Ed Gage, VP of the Seagate Research Group, said: “Near data computing has always relied on knowing enough about the data to act accordingly; however, this architecture is the first known example of per-device computing that does not require re-constituting data into instances of the entire data set prior to exercising computing functions.
“This design allows for computing to occur on erasure-encoded data which is often present in hard disk drive storage architectures.”
Seagate and LANL intend to demonstrate that the potential of utilizing processing capability very near the disk devices can vastly reduce the amount of data that needs to be retrieved for the analysis part of a science campaign.
This will help speed processing during long simulations, such as tracking the very front of a shock wave traveling through a material or the state of only a few high energy particles across an extended simulation.
Gary Grider, HPC division leader at Los Alamos, said: “The promise of this work is to demonstrate measurably faster data query and retrieval using less energy and generating less heat. The other obvious goal is to provide this faster and lower power solution in a very economical way, making analytics of warm/cool disk-based data a more attractive solution for any large-scale erasure protected data be it on premise or in the cloud.”
We asked Seagate if the collaboration involved its CORTX software or Exos disk array products, and a spokesperson said: “No, this is a research project and not product-specific.”
RISC-y business
In 2020, Seagate announced it had designed two processors based on the open RISC-V instruction set architecture (ISA). One, a high-performance variant, had been shown to be functional in hard disk drives.
Brad Settlemyer, LANL Senior Research Scientist, said: “At Los Alamos National Laboratory, using computational storage to move processing near data has begun to significantly alter the way we analyze data and perform scientific discovery.
“By having compute integrated closely with storage we are able to create persistent data transformations that speed up data analysis a thousandfold. This greatly relieves our primary compute tier from these tasks. We will be continuing our drive toward efficiency gains for our mission needs by partnering with vendors and actively participating in important industry initiatives like computational storage.”
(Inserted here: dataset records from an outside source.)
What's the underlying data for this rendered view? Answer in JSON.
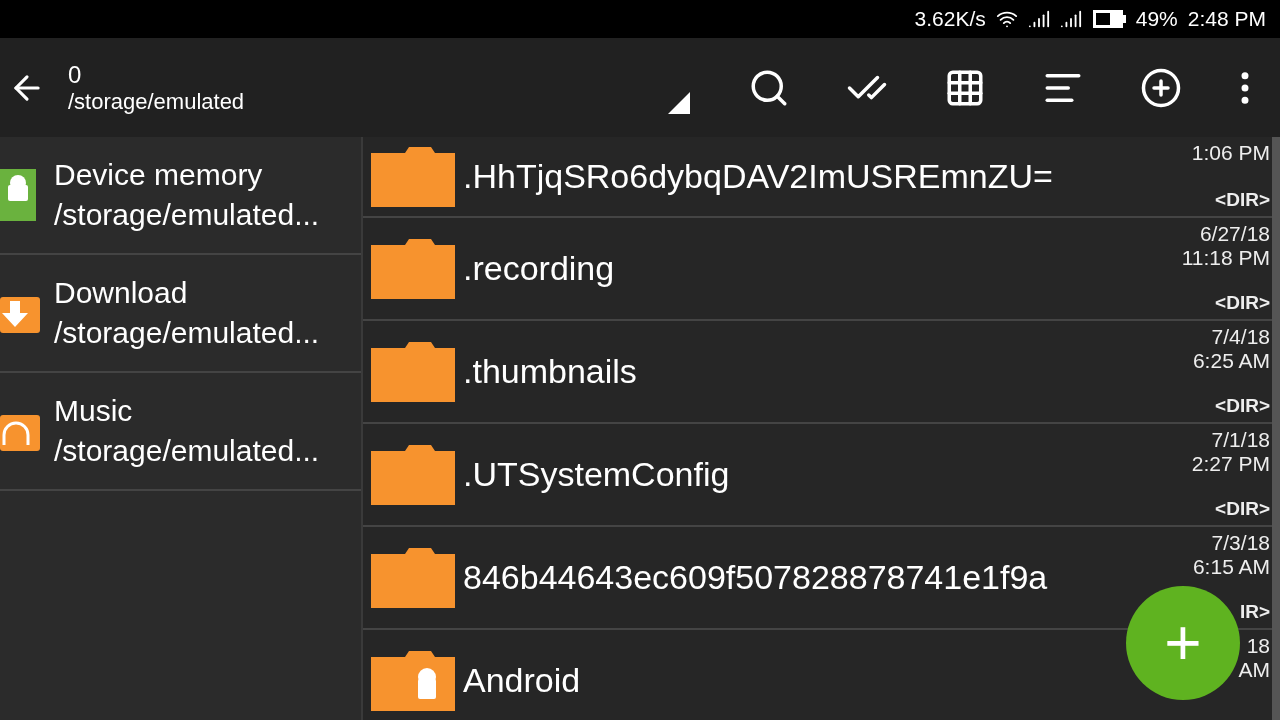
{
  "status_bar": {
    "speed": "3.62K/s",
    "battery": "49%",
    "time": "2:48 PM"
  },
  "toolbar": {
    "title": "0",
    "path": "/storage/emulated"
  },
  "sidebar": {
    "items": [
      {
        "name": "Device memory",
        "path": "/storage/emulated...",
        "kind": "android"
      },
      {
        "name": "Download",
        "path": "/storage/emulated...",
        "kind": "download"
      },
      {
        "name": "Music",
        "path": "/storage/emulated...",
        "kind": "music"
      }
    ]
  },
  "files": [
    {
      "name": ".HhTjqSRo6dybqDAV2ImUSREmnZU=",
      "time": "1:06 PM",
      "type": "<DIR>",
      "kind": "folder"
    },
    {
      "name": ".recording",
      "date": "6/27/18",
      "time": "11:18 PM",
      "type": "<DIR>",
      "kind": "folder"
    },
    {
      "name": ".thumbnails",
      "date": "7/4/18",
      "time": "6:25 AM",
      "type": "<DIR>",
      "kind": "folder"
    },
    {
      "name": ".UTSystemConfig",
      "date": "7/1/18",
      "time": "2:27 PM",
      "type": "<DIR>",
      "kind": "folder"
    },
    {
      "name": "846b44643ec609f507828878741e1f9a",
      "date": "7/3/18",
      "time": "6:15 AM",
      "type": "IR>",
      "kind": "folder"
    },
    {
      "name": "Android",
      "date": "18",
      "time": "AM",
      "kind": "android"
    }
  ],
  "fab": {
    "label": "+"
  }
}
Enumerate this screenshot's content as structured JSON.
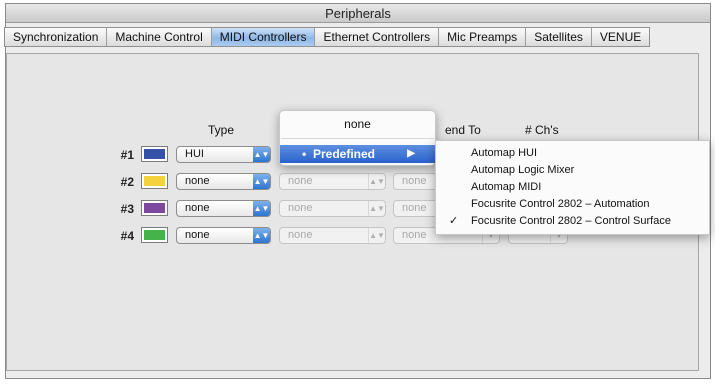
{
  "window": {
    "title": "Peripherals"
  },
  "tabs": [
    {
      "label": "Synchronization"
    },
    {
      "label": "Machine Control"
    },
    {
      "label": "MIDI Controllers"
    },
    {
      "label": "Ethernet Controllers"
    },
    {
      "label": "Mic Preamps"
    },
    {
      "label": "Satellites"
    },
    {
      "label": "VENUE"
    }
  ],
  "columns": {
    "type": "Type",
    "send_to": "end To",
    "channels": "# Ch's"
  },
  "rows": [
    {
      "label": "#1",
      "color": "#3352a8",
      "type": "HUI",
      "receive": "",
      "send": ""
    },
    {
      "label": "#2",
      "color": "#f4d23c",
      "type": "none",
      "receive": "none",
      "send": "none"
    },
    {
      "label": "#3",
      "color": "#7e48a0",
      "type": "none",
      "receive": "none",
      "send": "none"
    },
    {
      "label": "#4",
      "color": "#46b24a",
      "type": "none",
      "receive": "none",
      "send": "none"
    }
  ],
  "type_menu": {
    "none_label": "none",
    "highlight_bullet": "•",
    "highlight_label": "Predefined",
    "submenu_arrow": "▶"
  },
  "predefined_menu": {
    "items": [
      {
        "label": "Automap HUI",
        "checked": false
      },
      {
        "label": "Automap Logic Mixer",
        "checked": false
      },
      {
        "label": "Automap MIDI",
        "checked": false
      },
      {
        "label": "Focusrite Control 2802 – Automation",
        "checked": false
      },
      {
        "label": "Focusrite Control 2802 – Control Surface",
        "checked": true
      }
    ],
    "check_glyph": "✓"
  },
  "icons": {
    "select_arrow": "updown-arrows-icon",
    "submenu": "triangle-right-icon",
    "check": "checkmark-icon"
  },
  "colors": {
    "accent": "#2f74cf",
    "tab_active": "#a9cbef"
  }
}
John Morris, Seagate’s then CTO, said: “Introducing RISC-V to storage devices creates an opportunity to implement application-specific computational capabilities that enable massive parallel computational storage solutions. We believe that these architectures support many important use cases that include scientific simulation (for example, weather prediction) as well as the learning part of machine learning.”
It looks like this Seagate RISC-V processor work with LANL is developing nicely.
Bootnote
LANL is involved in computational SSD development work with SK hynix.